= Sudan Doctors Union =

Doctors syndicate in Sudan

Sudan Doctors Union logo

The Sudan Doctors Union (SDU) (نقابة أطباء السودان), also sometimes referred to as Sudan Doctors Syndicate, Sudan Doctors' Trade Union or Sudanese Doctors Association, is a professional association of Sudanese doctors. It has been actively involved in addressing the challenges faced by the healthcare sector in Sudan. The SDU documents the fatalities and injuries during the Sudanese conflicts, and their members have been subjected to shootings, torture, and abductions by the government and armed forces in Sudan.

== History ==
It is probable that the SDU became a recognised union following the revolution in October 1964 and the reestablishment of the Sudan Trade Union Law in 1966.

Through its history, the SDU has called for international support due to the collapse of the public health sector and the lack of public services provision in public facilities. The SDU has highlighted that doctors have borne the brunt of a collapsed health system and have gone into several general strikes demanding improvement of the health system and doctors’ working conditions in Sudan. The SDU has also been involved in providing medical and financial aid to wounded protesters during periods of civil unrest. However, this has led to some members of the SDU being detained.

During the Sudanese revolution of 2019, the Central Committee of Sudan Doctors (CCSD) was one of the trade unions that formed the Sudanese Professionals Association (SPA) which had a prominent role in the protests.

In the midst of the 2023 conflict in Sudan, influential social media users who were in favor of the Sudanese Armed Forces launched an assault on the Sudanese Doctors Union. They wrongfully alleged that the SDU was biased towards the Rapid Support Forces and the Janjaweed. These unfounded claims posed a threat to both the standing and security of the healthcare workers. Despite these challenges, the SDS continues to advocate for improvements in the healthcare sector and the working conditions of doctors in Sudan.

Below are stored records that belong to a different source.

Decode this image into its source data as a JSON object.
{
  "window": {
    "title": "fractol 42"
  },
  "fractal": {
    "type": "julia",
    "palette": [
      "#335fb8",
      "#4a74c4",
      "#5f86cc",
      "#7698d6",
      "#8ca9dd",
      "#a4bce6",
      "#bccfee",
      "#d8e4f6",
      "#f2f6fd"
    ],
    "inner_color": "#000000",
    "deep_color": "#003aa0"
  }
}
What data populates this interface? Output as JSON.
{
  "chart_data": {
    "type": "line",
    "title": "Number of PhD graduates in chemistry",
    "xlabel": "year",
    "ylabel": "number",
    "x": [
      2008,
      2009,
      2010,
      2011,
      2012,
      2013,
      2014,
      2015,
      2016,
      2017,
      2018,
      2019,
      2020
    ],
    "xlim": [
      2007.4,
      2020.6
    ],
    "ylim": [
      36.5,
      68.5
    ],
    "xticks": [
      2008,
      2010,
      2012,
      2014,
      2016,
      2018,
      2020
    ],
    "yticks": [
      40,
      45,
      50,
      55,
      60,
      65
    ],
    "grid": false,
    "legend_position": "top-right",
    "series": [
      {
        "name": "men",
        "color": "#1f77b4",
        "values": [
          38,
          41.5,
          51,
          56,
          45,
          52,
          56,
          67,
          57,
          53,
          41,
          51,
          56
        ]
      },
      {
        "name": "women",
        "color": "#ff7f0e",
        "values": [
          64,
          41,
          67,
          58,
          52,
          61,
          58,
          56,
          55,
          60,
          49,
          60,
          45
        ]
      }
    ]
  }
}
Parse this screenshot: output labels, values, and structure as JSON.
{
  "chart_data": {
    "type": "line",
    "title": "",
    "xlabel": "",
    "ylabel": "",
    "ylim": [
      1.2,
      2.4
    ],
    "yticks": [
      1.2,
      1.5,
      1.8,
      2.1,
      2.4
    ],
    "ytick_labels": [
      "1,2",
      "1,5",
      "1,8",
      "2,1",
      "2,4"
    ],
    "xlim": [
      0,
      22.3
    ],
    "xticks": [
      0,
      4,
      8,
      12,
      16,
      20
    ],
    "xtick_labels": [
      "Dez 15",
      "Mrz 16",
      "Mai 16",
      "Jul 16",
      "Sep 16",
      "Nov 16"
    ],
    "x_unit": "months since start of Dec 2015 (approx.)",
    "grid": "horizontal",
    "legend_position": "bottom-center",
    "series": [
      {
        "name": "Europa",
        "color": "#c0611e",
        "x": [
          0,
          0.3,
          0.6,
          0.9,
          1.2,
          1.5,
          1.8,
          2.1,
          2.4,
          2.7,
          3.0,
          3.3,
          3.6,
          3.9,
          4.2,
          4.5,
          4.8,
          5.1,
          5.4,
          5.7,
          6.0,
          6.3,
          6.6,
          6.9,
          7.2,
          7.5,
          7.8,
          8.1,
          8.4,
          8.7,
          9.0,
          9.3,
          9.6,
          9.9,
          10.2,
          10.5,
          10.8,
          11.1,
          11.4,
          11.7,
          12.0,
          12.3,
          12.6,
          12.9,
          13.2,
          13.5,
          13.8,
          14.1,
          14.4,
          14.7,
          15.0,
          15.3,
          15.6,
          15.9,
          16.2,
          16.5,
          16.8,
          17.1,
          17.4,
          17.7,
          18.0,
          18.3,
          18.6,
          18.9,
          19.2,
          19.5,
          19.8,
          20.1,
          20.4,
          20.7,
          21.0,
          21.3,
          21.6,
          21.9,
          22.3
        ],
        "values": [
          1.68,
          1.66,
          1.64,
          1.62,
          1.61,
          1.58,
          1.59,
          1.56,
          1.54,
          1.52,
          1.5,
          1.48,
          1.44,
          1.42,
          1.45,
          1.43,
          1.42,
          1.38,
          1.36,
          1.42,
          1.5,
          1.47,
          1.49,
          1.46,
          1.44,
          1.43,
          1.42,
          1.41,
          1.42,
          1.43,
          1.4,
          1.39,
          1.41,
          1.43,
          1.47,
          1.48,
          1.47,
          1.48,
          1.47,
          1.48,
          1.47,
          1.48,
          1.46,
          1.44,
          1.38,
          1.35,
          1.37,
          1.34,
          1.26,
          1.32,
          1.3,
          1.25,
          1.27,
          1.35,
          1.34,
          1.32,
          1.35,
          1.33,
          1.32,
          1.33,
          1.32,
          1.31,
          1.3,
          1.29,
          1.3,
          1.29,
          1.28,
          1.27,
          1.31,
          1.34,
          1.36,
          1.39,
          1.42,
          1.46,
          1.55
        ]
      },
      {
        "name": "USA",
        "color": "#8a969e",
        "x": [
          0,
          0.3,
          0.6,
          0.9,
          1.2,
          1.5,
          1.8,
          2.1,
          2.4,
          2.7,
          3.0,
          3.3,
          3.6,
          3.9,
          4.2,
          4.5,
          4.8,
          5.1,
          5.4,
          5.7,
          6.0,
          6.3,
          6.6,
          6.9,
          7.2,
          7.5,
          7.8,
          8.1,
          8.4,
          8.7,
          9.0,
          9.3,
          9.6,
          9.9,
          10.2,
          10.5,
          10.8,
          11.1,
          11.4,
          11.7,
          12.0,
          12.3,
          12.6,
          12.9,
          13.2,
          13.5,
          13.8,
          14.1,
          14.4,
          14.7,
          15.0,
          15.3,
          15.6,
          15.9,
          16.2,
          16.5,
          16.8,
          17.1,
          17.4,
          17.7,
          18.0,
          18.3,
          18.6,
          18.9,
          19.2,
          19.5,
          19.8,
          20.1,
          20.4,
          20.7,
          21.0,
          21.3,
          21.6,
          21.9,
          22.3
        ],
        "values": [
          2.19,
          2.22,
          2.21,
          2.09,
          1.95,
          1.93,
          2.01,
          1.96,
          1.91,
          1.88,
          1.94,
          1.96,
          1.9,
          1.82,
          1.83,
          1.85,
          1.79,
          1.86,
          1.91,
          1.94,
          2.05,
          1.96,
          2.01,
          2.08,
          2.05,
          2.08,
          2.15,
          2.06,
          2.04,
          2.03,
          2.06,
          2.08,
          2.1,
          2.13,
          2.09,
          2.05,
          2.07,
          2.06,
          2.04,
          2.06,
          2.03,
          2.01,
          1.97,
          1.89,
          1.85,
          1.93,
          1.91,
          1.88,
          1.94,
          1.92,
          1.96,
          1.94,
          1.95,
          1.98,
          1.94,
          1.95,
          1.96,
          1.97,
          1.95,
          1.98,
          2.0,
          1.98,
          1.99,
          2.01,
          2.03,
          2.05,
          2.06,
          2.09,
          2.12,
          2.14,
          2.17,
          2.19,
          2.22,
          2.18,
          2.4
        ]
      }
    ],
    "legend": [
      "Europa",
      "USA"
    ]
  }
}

The SDU established global branches to support Sudanese doctors living abroad. These include a branch in the United Kingdom set up in the mid-1970s, one in the USA, another in Ireland founded in 2010, and a Canadian branch that was established on 24 February 2019. The SDU in Qatar, which opened a helpline within two days of the start of the war in Sudan (2023), is staffed by 136 doctors from more than 36 specialties.